Dr. Brian Lapointe of FAU Harbor Branch was among the first scientists to survey the devastation. Some of which still permeates in the air in the form of a foul smell.
“That is hypoxic when you go below 2 mg liter,” says Lapointe.
Water is virtually dead from little to no oxygen in it. The problem goes deeper. Drone video taken hours after Irma hit shows roofs, boats and entire docks that litter the landscape.
Mark Molesworth of Looe Key Reef Resort and Dive Center can't even get his largest boat out because of the clogged mess. He took us on a tour pointing toward more than just a pulverized view. The clock is ticking just to stay afloat.
“Two months without being able to take people out, we take anywhere between 30-50 people a couple times a day, multiply that by two months, you see the economic impact it has.”

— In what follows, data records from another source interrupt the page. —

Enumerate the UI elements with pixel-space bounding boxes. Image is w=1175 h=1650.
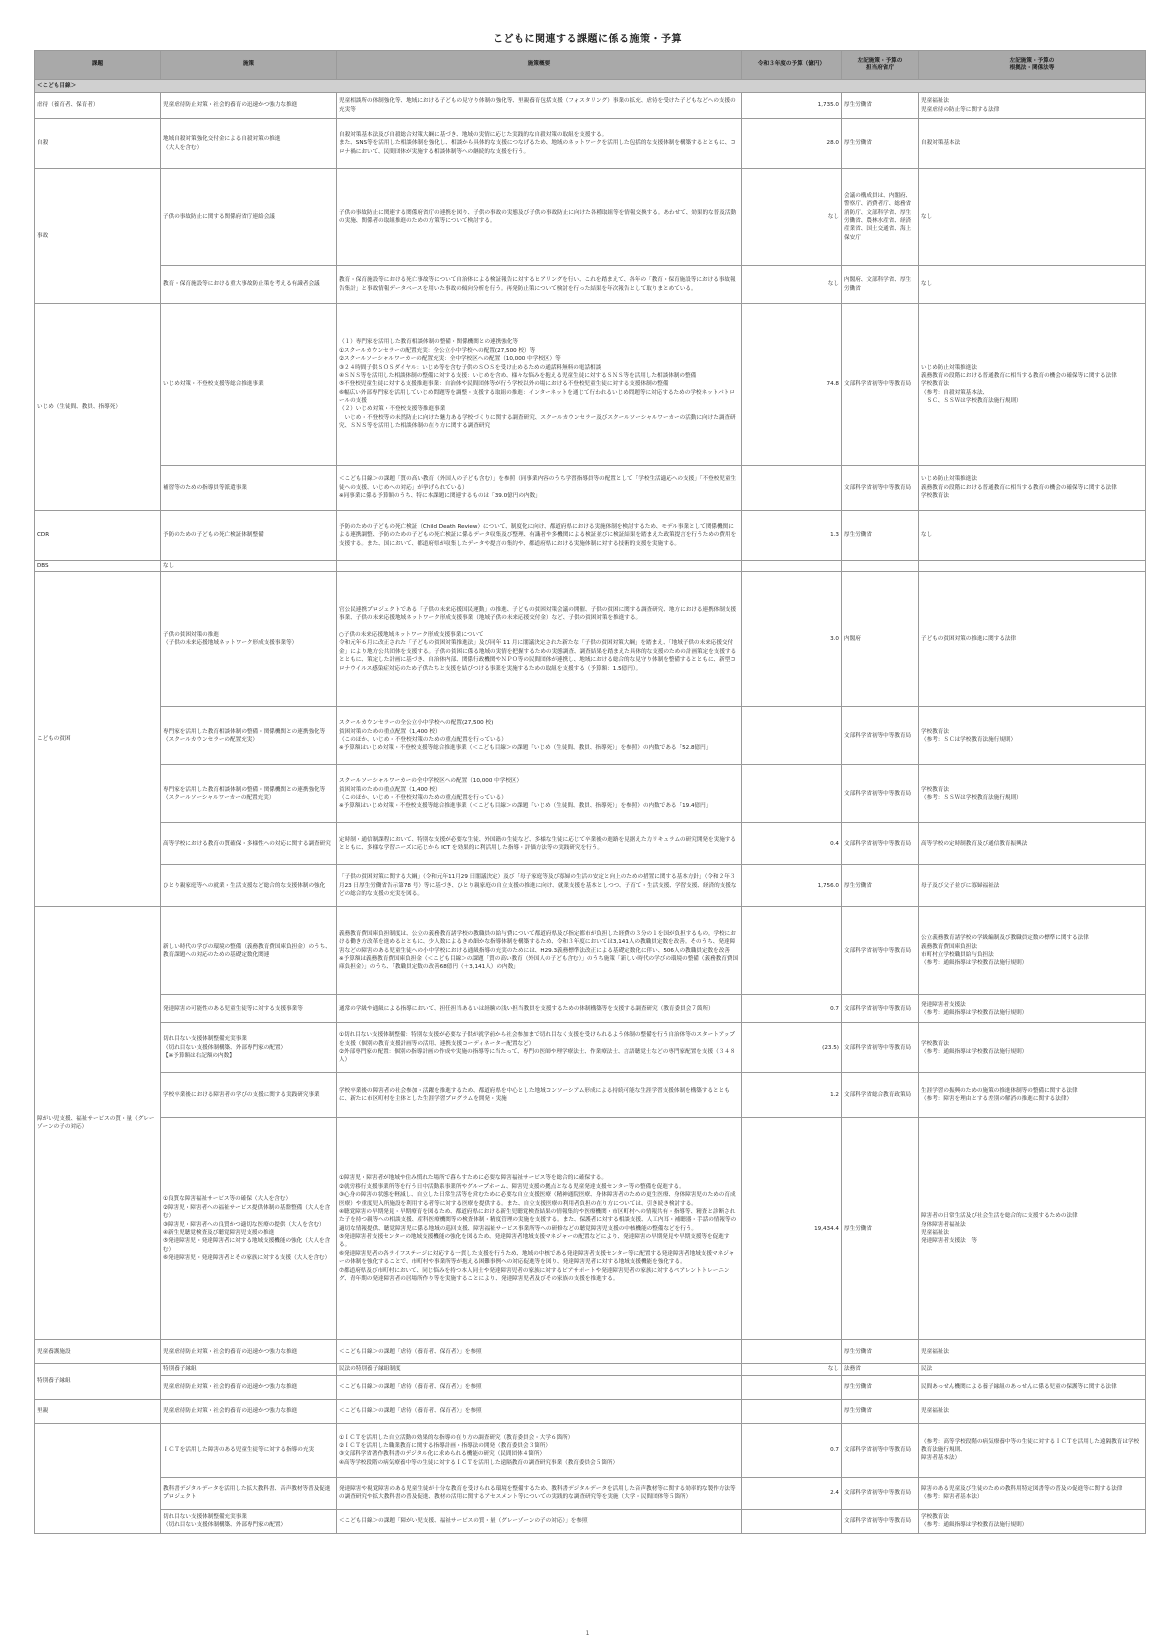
measure-cell: ひとり親家庭等への就業・生活支援など総合的な支援体制の強化 [161,865,337,907]
measure-cell: 地域自殺対策強化交付金による自殺対策の推進 （大人を含む） [161,119,337,169]
summary-cell: ①ＩＣＴを活用した自立活動の効果的な指導の在り方の調査研究（教育委員会・大学６箇所） ②ＩＣＴを活用した職業教育に関する指導計画・指導法の開発（教育委員会３箇所） ③文部科学省著作教科書のデジタル化に求められる機能の研究（民間団体４箇所） ④高等学校段階の病気療養中等の生徒に対するＩＣＴを活用した遠隔教育の調査研究事業（教育委員会５箇所） [337,1423,742,1477]
summary-cell: スクールカウンセラーの全公立小中学校への配置(27,500 校) 貧困対策のための重点配置（1,400 校） （このほか、いじめ・不登校対策のための重点配置を行っている） ※予算額はいじめ対策・不登校支援等総合推進事業（＜こども目線＞の課題「いじめ（生徒間、教員、指導死）」を参照）の内数である「52.8億円」 [337,707,742,765]
ministry-cell: 厚生労働省 [842,1118,919,1340]
ministry-cell: 文部科学省初等中等教育局 [842,1023,919,1073]
ministry-cell: 文部科学省初等中等教育局 [842,823,919,865]
ministry-cell: 文部科学省初等中等教育局 [842,466,919,511]
summary-cell: 「子供の貧困対策に関する大綱」（令和元年11月29 日閣議決定）及び「母子家庭等及び寡婦の生活の安定と向上のための措置に関する基本方針」（令和２年３月23 日厚生労働省告示第78 号）等に基づき、ひとり親家庭の自立支援の推進に向け、就業支援を基本としつつ、子育て・生活支援、学習支援、経済的支援などの総合的な支援の充実を図る。 [337,865,742,907]
budget-cell: 3.0 [742,572,842,707]
law-cell: 生涯学習の振興のための施策の推進体制等の整備に関する法律 （参考：障害を理由とする差別の解消の推進に関する法律） [919,1073,1146,1118]
law-cell: 児童福祉法 [919,1399,1146,1423]
law-cell: 子どもの貧困対策の推進に関する法律 [919,572,1146,707]
law-cell: なし [919,511,1146,561]
ministry-cell [842,561,919,572]
table-row [35,1364,1146,1375]
law-cell: 公立義務教育諸学校の学級編制及び教職員定数の標準に関する法律 義務教育費国庫負担法 市町村立学校職員給与負担法 （参考：通級指導は学校教育法施行規則） [919,907,1146,995]
budget-cell [742,561,842,572]
ministry-cell: 文部科学省初等中等教育局 [842,765,919,823]
law-cell: 学校教育法 （参考：通級指導は学校教育法施行規則） [919,1023,1146,1073]
column-header-budget: 令和３年度の予算（億円） [742,51,842,80]
table-row [35,561,1146,572]
table-row [35,1423,1146,1477]
measure-cell: いじめ対策・不登校支援等総合推進事業 [161,304,337,466]
budget-cell [742,765,842,823]
issue-cell: いじめ（生徒間、教員、指導死） [35,304,161,511]
ministry-cell: 厚生労働省 [842,1375,919,1399]
summary-cell: 学校卒業後の障害者の社会参加・活躍を推進するため、都道府県を中心とした地域コンソーシアム形成による持続可能な生涯学習支援体制を構築するとともに、新たに市区町村を主体とした生涯学習プログラムを開発・実施 [337,1073,742,1118]
summary-cell: 児童相談所の体制強化等、地域における子どもの見守り体制の強化等、里親養育包括支援（フォスタリング）事業の拡充、虐待を受けた子どもなどへの支援の充実等 [337,93,742,119]
table-row [35,907,1146,995]
budget-cell [742,1509,842,1533]
summary-cell: ①切れ目ない支援体制整備：特別な支援が必要な子供が就学前から社会参加まで切れ目なく支援を受けられるよう体制の整備を行う自治体等のスタートアップを支援（個別の教育支援計画等の活用、連携支援コーディネーター配置など） ②外部専門家の配置：個別の指導計画の作成や実施の指導等に当たって、専門の医師や理学療法士、作業療法士、言語聴覚士などの専門家配置を支援（３４８人） [337,1023,742,1073]
budget-cell: 0.7 [742,995,842,1023]
measure-cell: 予防のための子どもの死亡検証体制整備 [161,511,337,561]
ministry-cell: 文部科学省初等中等教育局 [842,304,919,466]
law-cell: 学校教育法 （参考：ＳＣは学校教育法施行規則） [919,707,1146,765]
measure-cell: 切れ目ない支援体制整備充実事業 （切れ目ない支援体制構築、外部専門家の配置） [161,1509,337,1533]
measure-cell: 高等学校における教育の質確保・多様性への対応に関する調査研究 [161,823,337,865]
issue-cell: 里親 [35,1399,161,1423]
document-title: こどもに関連する課題に係る施策・予算 [493,34,682,45]
law-cell: 児童福祉法 [919,1340,1146,1364]
column-header-measure: 施策 [161,51,337,80]
issue-cell: DBS [35,561,161,572]
page-number: 1 [585,1630,590,1637]
ministry-cell: 文部科学省初等中等教育局 [842,1509,919,1533]
summary-cell: ＜こども目線＞の課題「虐待（養育者、保育者）」を参照 [337,1399,742,1423]
summary-cell: ＜こども目線＞の課題「障がい児支援、福祉サービスの質・量（グレーゾーンの子の対応）」を参照 [337,1509,742,1533]
measure-cell: 新しい時代の学びの環境の整備（義務教育費国庫負担金）のうち、教育課題への対応のための基礎定数化関連 [161,907,337,995]
measure-cell: ＩＣＴを活用した障害のある児童生徒等に対する指導の充実 [161,1423,337,1477]
measure-cell: 教科書デジタルデータを活用した拡大教科書、音声教材等普及促進プロジェクト [161,1477,337,1509]
budget-cell: なし [742,1364,842,1375]
summary-cell: ＜こども目線＞の課題「虐待（養育者、保育者）」を参照 [337,1375,742,1399]
ministry-cell: 法務省 [842,1364,919,1375]
summary-cell: 自殺対策基本法及び自殺総合対策大綱に基づき、地域の実情に応じた実践的な自殺対策の取組を支援する。 また、SNS等を活用した相談体制を強化し、相談から具体的な支援につなげるため、地域のネットワークを活用した包括的な支援体制を構築するとともに、コロナ禍において、民間団体が実施する相談体制等への継続的な支援を行う。 [337,119,742,169]
measure-cell: 教育・保育施設等における重大事故防止策を考える有識者会議 [161,266,337,304]
summary-cell: 子供の事故防止に関連する関係府省庁の連携を図り、子供の事故の実態及び子供の事故防止に向けた各種取組等を情報交換する。あわせて、効果的な普及活動の実施、関係者の取組推進のための方策等について検討する。 [337,169,742,266]
table-row [35,1477,1146,1509]
budget-cell: 1,756.0 [742,865,842,907]
law-cell: （参考：高等学校段階の病気療養中等の生徒に対するＩＣＴを活用した遠隔教育は学校教育法施行規則、 障害者基本法） [919,1423,1146,1477]
measure-cell: 補習等のための指導員等派遣事業 [161,466,337,511]
table-row [35,765,1146,823]
law-cell: なし [919,266,1146,304]
issue-cell [35,1423,161,1533]
table-row [35,119,1146,169]
ministry-cell: 内閣府 [842,572,919,707]
ministry-cell: 文部科学省初等中等教育局 [842,907,919,995]
ministry-cell: 会議の構成員は、内閣府、警察庁、消費者庁、総務省消防庁、文部科学省、厚生労働省、農林水産省、経済産業省、国土交通省、海上保安庁 [842,169,919,266]
summary-cell: 民法の特別養子縁組制度 [337,1364,742,1375]
ministry-cell: 厚生労働省 [842,865,919,907]
summary-cell: 通常の学級や通級による指導において、担任担当あるいは経験の浅い担当教員を支援するための体制構築等を支援する調査研究（教育委員会７箇所） [337,995,742,1023]
law-cell: 民法 [919,1364,1146,1375]
column-header-ministry: 左記施策・予算の 担当府省庁 [842,51,919,80]
law-cell: 発達障害者支援法 （参考：通級指導は学校教育法施行規則） [919,995,1146,1023]
law-cell: いじめ防止対策推進法 義務教育の段階における普通教育に相当する教育の機会の確保等に関する法律 学校教育法 [919,466,1146,511]
summary-cell: 予防のための子どもの死亡検証（Child Death Review）について、制度化に向け、都道府県における実施体制を検討するため、モデル事業として関係機関による連携調整、予防のための子どもの死亡検証に係るデータ収集及び整理、有識者や多機関による検証並びに検証結果を踏まえた政策提言を行うための費用を支援する。また、国において、都道府県が収集したデータや提言の集約や、都道府県における実施体制に対する技術的支援を実施する。 [337,511,742,561]
law-cell [919,561,1146,572]
law-cell: 障害のある児童及び生徒のための教科用特定図書等の普及の促進等に関する法律 （参考：障害者基本法） [919,1477,1146,1509]
budget-cell [742,1340,842,1364]
law-cell: 学校教育法 （参考：通級指導は学校教育法施行規則） [919,1509,1146,1533]
budget-cell [742,1375,842,1399]
budget-cell: 1,735.0 [742,93,842,119]
summary-cell: 官公民連携プロジェクトである「子供の未来応援国民運動」の推進、子どもの貧困対策会議の開催、子供の貧困に関する調査研究、地方における連携体制支援事業、子供の未来応援地域ネットワーク形成支援事業（地域子供の未来応援交付金）など、子供の貧困対策を推進する。 ○子供の未来応援地域ネットワーク形成支援事業について 令和元年６月に改正された「子どもの貧困対策推進法」及び同年 11 月に閣議決定された新たな「子供の貧困対策大綱」を踏まえ、「地域子供の未来応援交付金」により地方公共団体を支援する。子供の貧困に係る地域の実情を把握するための実態調査、調査結果を踏まえた具体的な支援のための計画策定を支援するとともに、策定した計画に基づき、自治体内部、関係行政機関やＮＰＯ等の民間団体が連携し、地域における総合的な見守り体制を整備するとともに、新型コロナウイルス感染症対応のため子供たちと支援を結びつける事業を実施するための取組を支援する（予算額：1.5億円）。 [337,572,742,707]
budget-cell [742,707,842,765]
issue-cell: 児童養護施設 [35,1340,161,1364]
issue-cell: 自殺 [35,119,161,169]
law-cell: なし [919,169,1146,266]
table-row [35,1073,1146,1118]
measure-cell: 子供の貧困対策の推進 （子供の未来応援地域ネットワーク形成支援事業等） [161,572,337,707]
table-header [35,51,1146,80]
ministry-cell: 厚生労働省 [842,1399,919,1423]
issue-cell: 事故 [35,169,161,304]
table-row [35,995,1146,1023]
measure-cell: 専門家を活用した教育相談体制の整備・関係機関との連携強化等 （スクールソーシャルワーカーの配置充実） [161,765,337,823]
ministry-cell: 内閣府、文部科学省、厚生労働省 [842,266,919,304]
measure-cell: 学校卒業後における障害者の学びの支援に関する実践研究事業 [161,1073,337,1118]
table-row [35,823,1146,865]
budget-cell: 1.3 [742,511,842,561]
summary-cell: （１）専門家を活用した教育相談体制の整備・関係機関との連携強化等 ①スクールカウンセラーの配置充実：全公立小中学校への配置(27,500 校）等 ②スクールソーシャルワーカーの配置充実：全中学校区への配置（10,000 中学校区）等 ③２４時間子供ＳＯＳダイヤル：いじめ等を含む子供のＳＯＳを受け止めるための通話料無料の電話相談 ④ＳＮＳ等を活用した相談体制の整備に対する支援：いじめを含め、様々な悩みを抱える児童生徒に対するＳＮＳ等を活用した相談体制の整備 ⑤不登校児童生徒に対する支援推進事業：自治体や民間団体等が行う学校以外の場における不登校児童生徒に対する支援体制の整備 ⑥幅広い外部専門家を活用していじめ問題等を調整・支援する取組の推進：インターネットを通じて行われるいじめ問題等に対応するための学校ネットパトロールの支援 （２）いじめ対策・不登校支援等推進事業 いじめ・不登校等の未然防止に向けた魅力ある学校づくりに関する調査研究、スクールカウンセラー及びスクールソーシャルワーカーの活動に向けた調査研究、ＳＮＳ等を活用した相談体制の在り方に関する調査研究 [337,304,742,466]
budget-cell: 0.4 [742,823,842,865]
law-cell: 障害者の日常生活及び社会生活を総合的に支援するための法律 身体障害者福祉法 児童福祉法 発達障害者支援法 等 [919,1118,1146,1340]
measure-cell: ①良質な障害福祉サービス等の確保（大人を含む） ②障害児・障害者への福祉サービス提供体制の基盤整備（大人を含む） ③障害児・障害者への良質かつ適切な医療の提供（大人を含む） ④新生児聴覚検査及び聴覚障害児支援の推進 ⑤発達障害児・発達障害者に対する地域支援機能の強化（大人を含む） ⑥発達障害児・発達障害者とその家族に対する支援（大人を含む） [161,1118,337,1340]
ministry-cell: 厚生労働省 [842,119,919,169]
budget-cell [742,907,842,995]
issue-cell: 虐待（養育者、保育者） [35,93,161,119]
law-cell: 児童福祉法 児童虐待の防止等に関する法律 [919,93,1146,119]
policy-budget-table [34,50,1146,1534]
summary-cell: スクールソーシャルワーカーの全中学校区への配置（10,000 中学校区） 貧困対策のための重点配置（1,400 校） （このほか、いじめ・不登校対策のための重点配置を行っている） ※予算額はいじめ対策・不登校支援等総合推進事業（＜こども目線＞の課題「いじめ（生徒間、教員、指導死）」を参照）の内数である「19.4億円」 [337,765,742,823]
table-row [35,1023,1146,1073]
ministry-cell: 文部科学省初等中等教育局 [842,995,919,1023]
table-row [35,93,1146,119]
column-header-issue: 課題 [35,51,161,80]
table-body [35,80,1146,1534]
table-row [35,707,1146,765]
summary-cell: 教育・保育施設等における死亡事故等について自治体による検証報告に対するヒアリングを行い、これを踏まえて、各年の「教育・保育施設等における事故報告集計」と事故情報データベースを用いた事故の傾向分析を行う。再発防止策について検討を行った結果を年次報告として取りまとめている。 [337,266,742,304]
summary-cell: ＜こども目線＞の課題「虐待（養育者、保育者）」を参照 [337,1340,742,1364]
table-row [35,304,1146,466]
issue-cell: こどもの貧困 [35,572,161,907]
ministry-cell: 文部科学省初等中等教育局 [842,1423,919,1477]
table-row [35,169,1146,266]
budget-cell: (23.5) [742,1023,842,1073]
summary-cell: 定時制・通信制課程において、特別な支援が必要な生徒、外国籍の生徒など、多様な生徒に応じて卒業後の進路を見据えた力リキュラムの研究開発を実施するとともに、多様な学習ニーズに応じから ICT を効果的に利活用した指導・評価方法等の実践研究を行う。 [337,823,742,865]
measure-cell: 特別養子縁組 [161,1364,337,1375]
budget-cell [742,1399,842,1423]
table-row [35,865,1146,907]
column-header-law: 左記施策・予算の 根拠法・関係法等 [919,51,1146,80]
ministry-cell: 厚生労働省 [842,1340,919,1364]
summary-cell: 義務教育費国庫負担制度は、公立の義務教育諸学校の教職員の給与費について都道府県及び指定都市が負担した経費の３分の１を国が負担するもの。学校における働き方改革を進めるとともに、少人数によるきめ細かな指導体制を構築するため、令和３年度においては3,141人の教職員定数を改善。そのうち、発達障害などの障害のある児童生徒への小中学校における通級指導の充実のためには、H29.3義務標準法改正による基礎定数化に伴い、506人の教職員定数を改善 ※予算額は義務教育費国庫負担金（＜こども目線＞の課題「質の高い教育（外国人の子ども含む）」のうち施策「新しい時代の学びの環境の整備（義務教育費国庫負担金）」のうち、「教職員定数の改善68億円（＋3,141人）の内数」 [337,907,742,995]
table-row [35,1509,1146,1533]
measure-cell: 児童虐待防止対策・社会的養育の迅速かつ強力な推進 [161,93,337,119]
table-row [35,1399,1146,1423]
measure-cell: なし [161,561,337,572]
budget-cell: 28.0 [742,119,842,169]
table-row [35,1118,1146,1340]
law-cell: いじめ防止対策推進法 義務教育の段階における普通教育に相当する教育の機会の確保等に関する法律 学校教育法 （参考：自殺対策基本法、 ＳＣ、ＳＳＷは学校教育法施行規則） [919,304,1146,466]
section-label: ＜こども目線＞ [35,80,1146,93]
measure-cell: 児童虐待防止対策・社会的養育の迅速かつ強力な推進 [161,1340,337,1364]
budget-cell: 74.8 [742,304,842,466]
table-row [35,266,1146,304]
table-row [35,511,1146,561]
budget-cell: 19,434.4 [742,1118,842,1340]
issue-cell: 特別養子縁組 [35,1364,161,1399]
budget-cell [742,466,842,511]
law-cell: 民間あっせん機関による養子縁組のあっせんに係る児童の保護等に関する法律 [919,1375,1146,1399]
budget-cell: なし [742,169,842,266]
measure-cell: 切れ目ない支援体制整備充実事業 （切れ目ない支援体制構築、外部専門家の配置） 【※予算額は右記額の内数】 [161,1023,337,1073]
measure-cell: 専門家を活用した教育相談体制の整備・関係機関との連携強化等 （スクールカウンセラーの配置充実） [161,707,337,765]
law-cell: 学校教育法 （参考：ＳＳＷは学校教育法施行規則） [919,765,1146,823]
measure-cell: 児童虐待防止対策・社会的養育の迅速かつ強力な推進 [161,1399,337,1423]
issue-cell: 障がい児支援、福祉サービスの質・量（グレーゾーンの子の対応） [35,907,161,1340]
table-row [35,572,1146,707]
law-cell: 高等学校の定時制教育及び通信教育振興法 [919,823,1146,865]
summary-cell: ＜こども目線＞の課題「質の高い教育（外国人の子ども含む）」を参照（同事業内容のうち学習指導員等の配置として「学校生活適応への支援」「不登校児童生徒への支援、いじめへの対応」が挙げられている） ※同事業に係る予算額のうち、特に本課題に関連するものは「39.0億円の内数」 [337,466,742,511]
table-row [35,1340,1146,1364]
section-row [35,80,1146,93]
summary-cell: 発達障害や視覚障害のある児童生徒が十分な教育を受けられる環境を整備するため、教科書デジタルデータを活用した音声教材等に関する効率的な製作方法等の調査研究や拡大教科書の普及促進、教材の活用に関するアセスメント等についての実践的な調査研究等を実施（大学・民間団体等５箇所） [337,1477,742,1509]
ministry-cell: 文部科学省初等中等教育局 [842,707,919,765]
ministry-cell: 厚生労働省 [842,93,919,119]
budget-cell: なし [742,266,842,304]
summary-cell: ①障害児・障害者が地域や住み慣れた場所で暮らすために必要な障害福祉サービス等を総合的に確保する。 ②就労移行支援事業所等を行う日中活動系事業所やグループホーム、障害児支援の拠点となる児童発達支援センター等の整備を促進する。 ③心身の障害の状態を軽減し、自立した日常生活等を営むために必要な自立支援医療（精神通院医療、身体障害者のための更生医療、身体障害児のための育成医療）や重度児入所施設を利用する者等に対する医療を提供する。また、自立支援医療の利用者負担の在り方については、引き続き検討する。 ④聴覚障害の早期発見・早期療育を図るため、都道府県における新生児聴覚検査結果の情報集約や医療機関・市区町村への情報共有・指導等、精査と診断された子を持つ親等への相談支援、産科医療機関等の検査体制・精度管理の実施を支援する。また、保護者に対する相談支援、人工内耳・補聴器・手話の情報等の適切な情報提供、聴覚障害児に係る地域の巡回支援、障害福祉サービス事業所等への研修などの聴覚障害児支援の中核機能の整備などを行う。 ⑤発達障害者支援センターの地域支援機能の強化を図るため、発達障害者地域支援マネジャーの配置などにより、発達障害の早期発見や早期支援等を促進する。 ⑥発達障害児者の各ライフステージに対応する一貫した支援を行うため、地域の中核である発達障害者支援センター等に配置する発達障害者地域支援マネジャーの体制を強化することで、市町村や事業所等が抱える困難事例への対応促進等を図り、発達障害児者に対する地域支援機能を強化する。 ⑦都道府県及び市町村において、同じ悩みを持つ本人同士や発達障害児者の家族に対するピアサポートや発達障害児者の家族に対するペアレントトレーニング、青年期の発達障害者の居場所作り等を実施することにより、発達障害児者及びその家族の支援を推進する。 [337,1118,742,1340]
ministry-cell: 文部科学省初等中等教育局 [842,1477,919,1509]
law-cell: 自殺対策基本法 [919,119,1146,169]
measure-cell: 児童虐待防止対策・社会的養育の迅速かつ強力な推進 [161,1375,337,1399]
table-row [35,1375,1146,1399]
budget-cell: 2.4 [742,1477,842,1509]
ministry-cell: 厚生労働省 [842,511,919,561]
column-header-summary: 施策概要 [337,51,742,80]
measure-cell: 発達障害の可能性のある児童生徒等に対する支援事業等 [161,995,337,1023]
law-cell: 母子及び父子並びに寡婦福祉法 [919,865,1146,907]
issue-cell: CDR [35,511,161,561]
table-row [35,466,1146,511]
budget-cell: 1.2 [742,1073,842,1118]
budget-cell: 0.7 [742,1423,842,1477]
summary-cell [337,561,742,572]
ministry-cell: 文部科学省総合教育政策局 [842,1073,919,1118]
measure-cell: 子供の事故防止に関する関係府省庁連絡会議 [161,169,337,266]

Millions of dollars have already been lost and calculating the catastrophic effect will leave you numb, especially from one ominous view of Looe Key Reef. “Big boulder corals that stand six feet high or more tumbled over,” says Lapointe.
His team shot exclusive video of the last living coral reef in North America. He's studied Looe Key Reef for 30 years and never has seen it this frail. “A scouring of the reef, just physical scouring like a sandblasting from all the movement of sand.”
It’s a sad reminder of the harsh reality of Mother Nature. But if history tells us anything reefs are resilient. And this one, despite a thrashing, has already gained more fish, greater visibility, and new divers. A return to normalcy that can't come soon enough for dive operators where a lifeline hangs in the balance. Each day brings them closer to a full staff, a full boat and a quality of life full of gratitude.
“We are all here because we love it because we love the reef, we love the Florida Keys and we love sharing it with people,” says Molesworth.